Today is World Mental Health Day and it is a cause very close to my heart so I wanted to tell you something about my journey and my life.
I’m April, I’m 48 and live in Northampton with my wonderful husband and our amazing daughter. I was diagnosed with fibromyalgia in 2020 and have suffered with depression and anxiety for most of my life.
The first time I got an official diagnosis of depression was in 2013 and it was probably triggered by a very stressful work situation and a physical illness which resulted in surgery. At the time I had been working in a job share and when my job share partner retired the company decided not to replace them and have me do the role – but only in my existing part time hours. Inevitably this was impossible and combined with the physical health problems I was having and lack of support from the people I was working with led to me breaking down. I was signed off work for three months during which time I had the surgery I needed and started taking anti-depressants.
On my first day back at work in a phased return I only managed 20 minutes before I broke down in tears and had to go home. I was lucky that a new job came up for me and I was able to leave quite quickly; it took three years of working from home and lots of therapy before I felt strong enough to go back to an office environment and was able to come off the medication.
2019 marked the start of another period with a family illness, bereavement and the impact of dealing with those losses. Unfortunately; I ended up having to undertake my Mental Health First Aider training in the period between the loss of my mother-in-law and her funeral; thankfully this time my employers were far more understanding and my GP encouraged me to take the medication I needed again.

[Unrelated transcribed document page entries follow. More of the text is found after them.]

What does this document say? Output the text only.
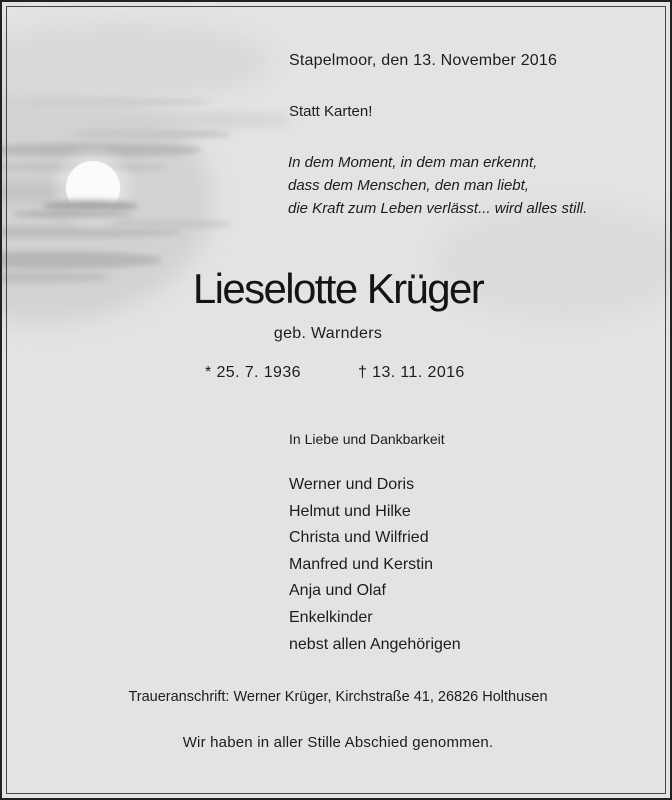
Stapelmoor, den 13. November 2016
Statt Karten!
In dem Moment, in dem man erkennt,
dass dem Menschen, den man liebt,
die Kraft zum Leben verlässt... wird alles still.
Lieselotte Krüger
geb. Warnders
* 25. 7. 1936	† 13. 11. 2016
In Liebe und Dankbarkeit
Werner und Doris
Helmut und Hilke
Christa und Wilfried
Manfred und Kerstin
Anja und Olaf
Enkelkinder
nebst allen Angehörigen
Traueranschrift: Werner Krüger, Kirchstraße 41, 26826 Holthusen
Wir haben in aller Stille Abschied genommen.
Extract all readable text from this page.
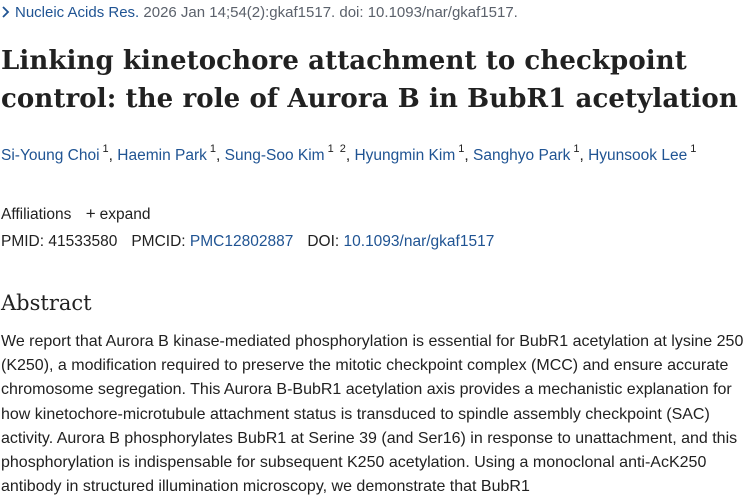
Nucleic Acids Res. 2026 Jan 14;54(2):gkaf1517. doi: 10.1093/nar/gkaf1517.
Linking kinetochore attachment to checkpoint control: the role of Aurora B in BubR1 acetylation
Si-Young Choi $^1$, Haemin Park $^1$, Sung-Soo Kim $^{1 2}$, Hyungmin Kim $^1$, Sanghyo Park $^1$, Hyunsook Lee $^1$
Affiliations + expand
PMID: 41533580 PMCID: PMC12802887 DOI: 10.1093/nar/gkaf1517
Abstract

We report that Aurora B kinase-mediated phosphorylation is essential for BubR1 acetylation at lysine 250 (K250), a modification required to preserve the mitotic checkpoint complex (MCC) and ensure accurate chromosome segregation. This Aurora B-BubR1 acetylation axis provides a mechanistic explanation for how kinetochore-microtubule attachment status is transduced to spindle assembly checkpoint (SAC) activity. Aurora B phosphorylates BubR1 at Serine 39 (and Ser16) in response to unattachment, and this phosphorylation is indispensable for subsequent K250 acetylation. Using a monoclonal anti-AcK250 antibody in structured illumination microscopy, we demonstrate that BubR1
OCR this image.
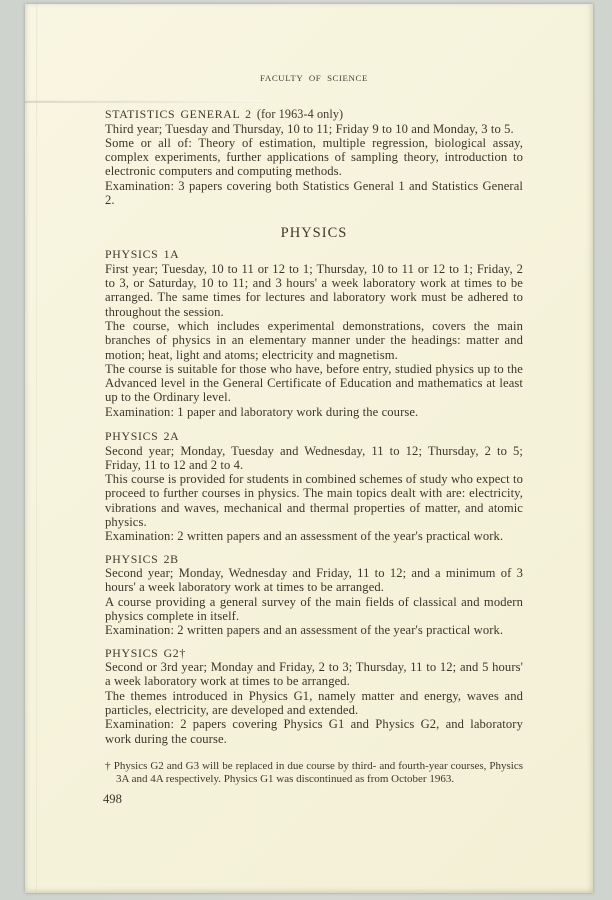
FACULTY OF SCIENCE
STATISTICS GENERAL 2 (for 1963-4 only)

Third year; Tuesday and Thursday, 10 to 11; Friday 9 to 10 and Monday, 3 to 5.

Some or all of: Theory of estimation, multiple regression, biological assay, complex experiments, further applications of sampling theory, introduction to electronic computers and computing methods.

Examination: 3 papers covering both Statistics General 1 and Statistics General 2.

PHYSICS
PHYSICS 1A

First year; Tuesday, 10 to 11 or 12 to 1; Thursday, 10 to 11 or 12 to 1; Friday, 2 to 3, or Saturday, 10 to 11; and 3 hours' a week laboratory work at times to be arranged. The same times for lectures and laboratory work must be adhered to throughout the session.

The course, which includes experimental demonstrations, covers the main branches of physics in an elementary manner under the headings: matter and motion; heat, light and atoms; electricity and magnetism.

The course is suitable for those who have, before entry, studied physics up to the Advanced level in the General Certificate of Education and mathematics at least up to the Ordinary level.

Examination: 1 paper and laboratory work during the course.

PHYSICS 2A

Second year; Monday, Tuesday and Wednesday, 11 to 12; Thursday, 2 to 5; Friday, 11 to 12 and 2 to 4.

This course is provided for students in combined schemes of study who expect to proceed to further courses in physics. The main topics dealt with are: electricity, vibrations and waves, mechanical and thermal properties of matter, and atomic physics.

Examination: 2 written papers and an assessment of the year's practical work.

PHYSICS 2B

Second year; Monday, Wednesday and Friday, 11 to 12; and a minimum of 3 hours' a week laboratory work at times to be arranged.

A course providing a general survey of the main fields of classical and modern physics complete in itself.

Examination: 2 written papers and an assessment of the year's practical work.

PHYSICS G2†

Second or 3rd year; Monday and Friday, 2 to 3; Thursday, 11 to 12; and 5 hours' a week laboratory work at times to be arranged.

The themes introduced in Physics G1, namely matter and energy, waves and particles, electricity, are developed and extended.

Examination: 2 papers covering Physics G1 and Physics G2, and laboratory work during the course.

† Physics G2 and G3 will be replaced in due course by third- and fourth-year courses, Physics 3A and 4A respectively. Physics G1 was discontinued as from October 1963.
498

We all know what happened in 2020 and my fibromyalgia diagnosis came only the week before we went into lockdown and as I was working in the NHS there wasn’t much opportunity to process it as the time – we all just focused on what we had to do.
As anyone who was working in the NHS during COVID knows there was no let up for a very long time and other things came into play during this time as well and to cut a very long story short, I ended up with severe burnout, a near constant flare of my fibromyalgia symptoms, physical and mental exhaustion and anxiety.
I left the NHS in early 2024 after nearly 8 mostly happy years, I am proud of the work I did there and grateful for the friends I made but I know it was the right thing to do. Seven months on and six months into running The Proficient PA I am starting to come out of the worst of the burnout and learning to pace myself with fibromyalgia.
Looking back I know I had periods of depression before that first diagnosis and somehow managed to muddle through.
My anxiety was, I believe, initially triggered by being physically assaulted in the street, in full daylight and in view of several other people – it happened very quickly, a man was heading down the road towards me being verbally abusive to other people and getting louder, I did everything you’re supposed to do in terms of moving out of his way and not making eye contact but he punched me in the face. This left me very frightened and in physical pain. For a long time I was scared to walk alone – even in daylight - loud noises and crowded environments are still very triggering to me.
Why have I told you all this? I believe it is important to break the stigma that still exists around mental illness and I want you to know that I am here to support anyone who needs it in whatever way I can, I am still a Mental Health First Aider and can signpost to appropriate resources. I act as Wellbeing Lead/Support for a lot of the community theatre work I am involved. I am a good listener and if you’re my friend – you know I give great hugs!
The important thing is being able to talk about any problems you may have, whether it’s with a friend or a professional, there are some great resources out there now so please do reach out to someone if you need to – a problem shared is a problem halved as they say.
I've listed below some resources which may be helpful.
There is always someone who can help you. Please reach out, don't suffer in silence.